In your example, for the buyer the things are crystal clear : the role determines the platform. For the seller its less obvious because of the two platforms. Several approaches could be envisaged:
Platform independent story: this means that the implementation of each story piece will be always be done in parallel, within the same release. This works best if you have subteams each responsible for its own platform.
Platform dependent stories at the most detailed level: mention the platform in the what-I-want
part of the story or as part of the user role. Personally, I would go for the less conventional way of adding an [on <platform>]

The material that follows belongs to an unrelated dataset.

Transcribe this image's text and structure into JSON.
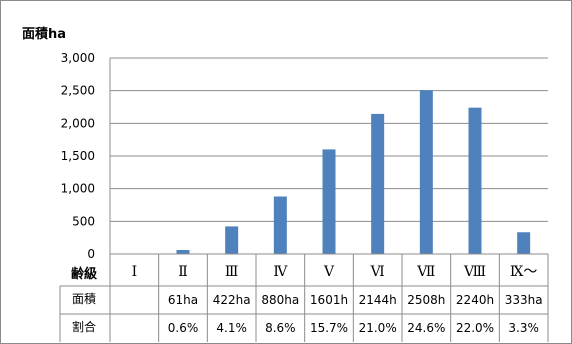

clause to highlight that 's a different concern. In any case, these options are ideal if you might need to advance at different speed for each environment, or if you'd need to have different variants on each platform (e.g. to make best use of native features)
Lead platform stories and port stories: it's a mix of the previous approaches. User stories are detailed in a platform independent manner for a main target platform. Summarization stories select several stories to be ported on the second platform. This approach works best if the application is developped with a multi-platform technology (e.g. Xamarin, Qt, ...) on one OS platform, but with a design that facilitates the port to the other platform.
As you see, the fact that the stories are the backlog and are used to determine sprints, the best approach will heavily depend on how you intend to organize the multi-platform development and on your team structure.